Having said this, Allan Massie’s Roman biographies, which include Augustus: The Memoirs of the Emperor (1986), Tiberius: The Memoirs of the Emperor (1991), Caesar (1993), and Nero's Heirs (1999), have had a broader cultural appeal, and manage to transcend easy political affiliations. As such they might be regarded as the backbone of his literary career to date. Trevor Royle captures Massie’s contradictions well:
'Allan Massie occupies a curious place in Scottish letters. As a journalist and political commentator he embraces the politics of the conservative new right; in newspaper columns and elsewhere he has espoused the economic dogma of Margaret Thatcher (the British prime minister between 1979 and 1990), yet he is also a novelist of rare talent whose sympathies belong to the corrupted and the downtrodden, whatever their rank in society.'
The Roman biographies have a large and devoted readership appreciative of the historical learning and scholarship which is combined with an easy, accessible style that gives the narratives an immediacy, veracity and vitality. Written in the first person, and from the point of view of monumental figures like Augustus, Massie is credited with breathing fresh life into his subjects. Indeed his most successful biographies, such as Tiberius, have earned him comparison with contemporary writers such as Brett Easton Ellis on the online website, Amazon.co.uk. Professional critics have been equally unrestrained in terms of their enthusiasm. Thus we have Tom Adair writing of Caesar in The Independent: ‘It makes for a rounded, lucid, amusing, intriguing account. Massie's authority of tone and control of the elements and nuances of the novel are not in doubt. It is a piece of bravura invention, in scholarly guise, which perhaps only Anthony Burgess, of present living writers of historical novels, might have bettered.’
As a Scotsman, Massie remains closely attached to his country, despite his outspoken views against Scottish devolution, and is well known locally for his portraits of Aberdeen (1984), Edinburgh (1994) and Glasgow (1989). What his historical biographies have done for European history, his geographical ‘biographies’ have done for the modern histories of urban Scotland. More generally, there is a worldly sophistication about Massie’s writing which wanders with seemingly effortless ease from postwar London (Change and Decay in All Around I See, 1978), to wartime France (A Question of Loyalties, 1989), and present day Scotland, from '70s Italy (The Death of Men, 1981) to ancient Rome (The Evening of the World: A Romance of the Dark Ages, 2001).

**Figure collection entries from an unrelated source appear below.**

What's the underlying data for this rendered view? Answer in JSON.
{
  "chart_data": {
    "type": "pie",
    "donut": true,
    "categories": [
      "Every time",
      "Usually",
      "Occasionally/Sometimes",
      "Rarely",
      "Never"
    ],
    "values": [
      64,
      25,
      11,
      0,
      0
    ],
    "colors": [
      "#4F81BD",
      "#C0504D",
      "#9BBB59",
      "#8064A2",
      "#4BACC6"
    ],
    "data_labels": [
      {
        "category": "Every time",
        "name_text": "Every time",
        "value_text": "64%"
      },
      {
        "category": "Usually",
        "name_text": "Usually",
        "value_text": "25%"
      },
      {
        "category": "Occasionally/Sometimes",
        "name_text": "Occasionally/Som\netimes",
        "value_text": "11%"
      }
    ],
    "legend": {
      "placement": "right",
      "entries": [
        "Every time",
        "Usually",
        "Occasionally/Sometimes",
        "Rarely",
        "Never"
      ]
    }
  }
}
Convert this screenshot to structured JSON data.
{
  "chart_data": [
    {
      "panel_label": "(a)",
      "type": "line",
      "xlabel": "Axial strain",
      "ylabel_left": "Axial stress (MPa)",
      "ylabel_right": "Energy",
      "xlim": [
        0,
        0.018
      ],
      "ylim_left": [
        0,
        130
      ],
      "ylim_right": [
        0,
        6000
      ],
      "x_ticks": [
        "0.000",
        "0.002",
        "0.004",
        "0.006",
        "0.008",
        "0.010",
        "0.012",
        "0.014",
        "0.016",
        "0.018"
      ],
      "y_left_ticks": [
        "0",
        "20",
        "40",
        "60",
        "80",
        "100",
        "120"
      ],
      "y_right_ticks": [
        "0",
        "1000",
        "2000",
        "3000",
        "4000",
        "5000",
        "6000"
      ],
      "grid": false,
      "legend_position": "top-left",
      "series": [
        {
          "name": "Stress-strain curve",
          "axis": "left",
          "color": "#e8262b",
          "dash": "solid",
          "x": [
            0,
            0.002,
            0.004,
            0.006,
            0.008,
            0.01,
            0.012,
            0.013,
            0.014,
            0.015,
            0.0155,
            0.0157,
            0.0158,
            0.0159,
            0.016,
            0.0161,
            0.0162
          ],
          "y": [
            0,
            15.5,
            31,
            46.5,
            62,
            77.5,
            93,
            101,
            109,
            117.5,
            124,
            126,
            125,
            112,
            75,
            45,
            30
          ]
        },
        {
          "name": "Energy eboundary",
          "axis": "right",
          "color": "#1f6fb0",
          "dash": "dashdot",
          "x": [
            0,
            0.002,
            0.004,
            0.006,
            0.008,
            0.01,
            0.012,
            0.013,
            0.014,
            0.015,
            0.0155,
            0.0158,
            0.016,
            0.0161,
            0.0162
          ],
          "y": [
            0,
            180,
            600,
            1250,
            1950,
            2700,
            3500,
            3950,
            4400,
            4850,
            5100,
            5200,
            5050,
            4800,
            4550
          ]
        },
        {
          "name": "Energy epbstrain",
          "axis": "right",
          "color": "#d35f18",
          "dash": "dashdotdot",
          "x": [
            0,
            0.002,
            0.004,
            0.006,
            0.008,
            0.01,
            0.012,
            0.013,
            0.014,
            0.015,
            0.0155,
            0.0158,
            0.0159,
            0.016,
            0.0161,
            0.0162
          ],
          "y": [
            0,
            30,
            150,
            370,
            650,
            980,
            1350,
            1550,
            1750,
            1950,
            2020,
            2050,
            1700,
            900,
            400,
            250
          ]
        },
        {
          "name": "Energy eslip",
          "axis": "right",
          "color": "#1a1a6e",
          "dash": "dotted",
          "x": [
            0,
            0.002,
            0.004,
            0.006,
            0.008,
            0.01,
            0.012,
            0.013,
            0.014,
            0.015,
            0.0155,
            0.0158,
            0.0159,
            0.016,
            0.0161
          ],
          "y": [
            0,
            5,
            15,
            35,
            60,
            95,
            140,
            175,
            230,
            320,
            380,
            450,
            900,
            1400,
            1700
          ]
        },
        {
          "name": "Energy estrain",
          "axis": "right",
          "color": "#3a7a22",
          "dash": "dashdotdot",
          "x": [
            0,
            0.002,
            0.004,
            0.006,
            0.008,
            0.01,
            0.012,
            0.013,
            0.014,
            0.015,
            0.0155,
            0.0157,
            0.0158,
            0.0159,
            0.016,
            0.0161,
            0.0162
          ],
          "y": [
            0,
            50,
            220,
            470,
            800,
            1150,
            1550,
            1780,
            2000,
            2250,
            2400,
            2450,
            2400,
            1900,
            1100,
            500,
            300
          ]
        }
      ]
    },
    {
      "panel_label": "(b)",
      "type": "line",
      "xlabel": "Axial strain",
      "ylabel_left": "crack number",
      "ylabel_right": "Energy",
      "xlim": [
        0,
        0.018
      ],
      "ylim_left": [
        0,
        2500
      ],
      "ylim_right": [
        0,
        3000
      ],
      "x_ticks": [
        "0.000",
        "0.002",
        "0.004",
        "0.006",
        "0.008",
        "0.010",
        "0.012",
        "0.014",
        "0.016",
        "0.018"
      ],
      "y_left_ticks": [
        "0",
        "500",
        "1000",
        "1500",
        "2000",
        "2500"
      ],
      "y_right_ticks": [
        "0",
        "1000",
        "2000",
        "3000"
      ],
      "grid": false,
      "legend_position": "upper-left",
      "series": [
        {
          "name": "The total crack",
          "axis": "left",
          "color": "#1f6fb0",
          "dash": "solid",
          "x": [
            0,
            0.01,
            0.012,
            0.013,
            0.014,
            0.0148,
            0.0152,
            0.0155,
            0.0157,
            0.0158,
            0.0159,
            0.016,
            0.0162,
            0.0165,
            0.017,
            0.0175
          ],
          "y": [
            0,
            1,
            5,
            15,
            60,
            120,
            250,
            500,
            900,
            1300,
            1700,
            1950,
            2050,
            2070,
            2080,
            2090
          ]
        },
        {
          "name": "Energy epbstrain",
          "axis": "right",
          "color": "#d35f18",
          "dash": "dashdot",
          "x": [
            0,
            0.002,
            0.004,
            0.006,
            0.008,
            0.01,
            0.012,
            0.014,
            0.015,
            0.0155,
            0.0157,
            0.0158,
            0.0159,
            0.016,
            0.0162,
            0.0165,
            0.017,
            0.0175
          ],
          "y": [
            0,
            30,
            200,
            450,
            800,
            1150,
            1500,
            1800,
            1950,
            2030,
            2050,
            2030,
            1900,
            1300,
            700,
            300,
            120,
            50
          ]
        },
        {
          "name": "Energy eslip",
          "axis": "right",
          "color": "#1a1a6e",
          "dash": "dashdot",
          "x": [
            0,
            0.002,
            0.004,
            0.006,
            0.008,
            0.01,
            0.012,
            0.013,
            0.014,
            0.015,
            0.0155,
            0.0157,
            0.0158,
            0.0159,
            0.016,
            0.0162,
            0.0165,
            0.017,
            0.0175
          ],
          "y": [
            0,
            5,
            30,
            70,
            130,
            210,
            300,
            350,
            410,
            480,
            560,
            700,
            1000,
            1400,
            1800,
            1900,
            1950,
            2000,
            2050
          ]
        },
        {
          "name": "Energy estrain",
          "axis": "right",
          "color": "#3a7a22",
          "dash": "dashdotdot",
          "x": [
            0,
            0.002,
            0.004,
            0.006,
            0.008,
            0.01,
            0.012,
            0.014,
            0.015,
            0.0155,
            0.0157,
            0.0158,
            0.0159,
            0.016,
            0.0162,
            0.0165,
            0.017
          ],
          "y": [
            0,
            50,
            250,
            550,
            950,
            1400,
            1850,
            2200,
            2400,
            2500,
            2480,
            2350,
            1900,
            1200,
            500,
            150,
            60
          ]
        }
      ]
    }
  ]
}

The Evening of the World is the first in an historical trilogy that promises the epic scope which fans of Massie’s earlier work have come to expect. The novel is set at the fag end of the Roman Empire and centres upon Marcus as he sets out on journey of discovery that takes him from Rome to Greece and beyond. In the second instalment, Arthur the King, Massie delivers a playful and at times downright mischievous reworking of Arthurian legend. In the third, Charlemagne and Roland (2007), we have another narrative told in the form of a homily, but by contrast some readers found it muted and disappointing. Nevertheless critics have been balanced in their assessments of the novel, as the following review from The Independent suggests:
'Anachronism is both Massie's best weapon and his nemesis … Massie, in Brechtian fashion, jars and judders us … For all this, he is a mighty story teller, and his learning gleams from his knowledge of the Dark Ages. He may play fast with both fact and fiction, but he never plays loose. Just as you're wondering what happened to the last historically dodgy digression, he scoops it up into the plot.'
Allan Massie’s latest novel, Surviving (2009), is an unusual and in some ways unexpected work, not to mention a significant and original departure from much contemporary writing, and from Massie’s own historical fiction. What connects them is their constant and gleeful allusion to key figures of cultural history (here we have Lowrie, Hemingway and Fitzgerald, big drinking writers who haunt our alcoholic protagonists). Set in present-day Italy, the book has a dark humour about it, focusing on three key characters as they attend an Alcoholics Anonymous session. Surviving slowly unravels the pasts of Kate, Belinda and Tom, while leaving certain enigmas strategically in place. The novel’s preoccupation with private lives represents a refreshing departure from the public and political histories for which Massie is today best known.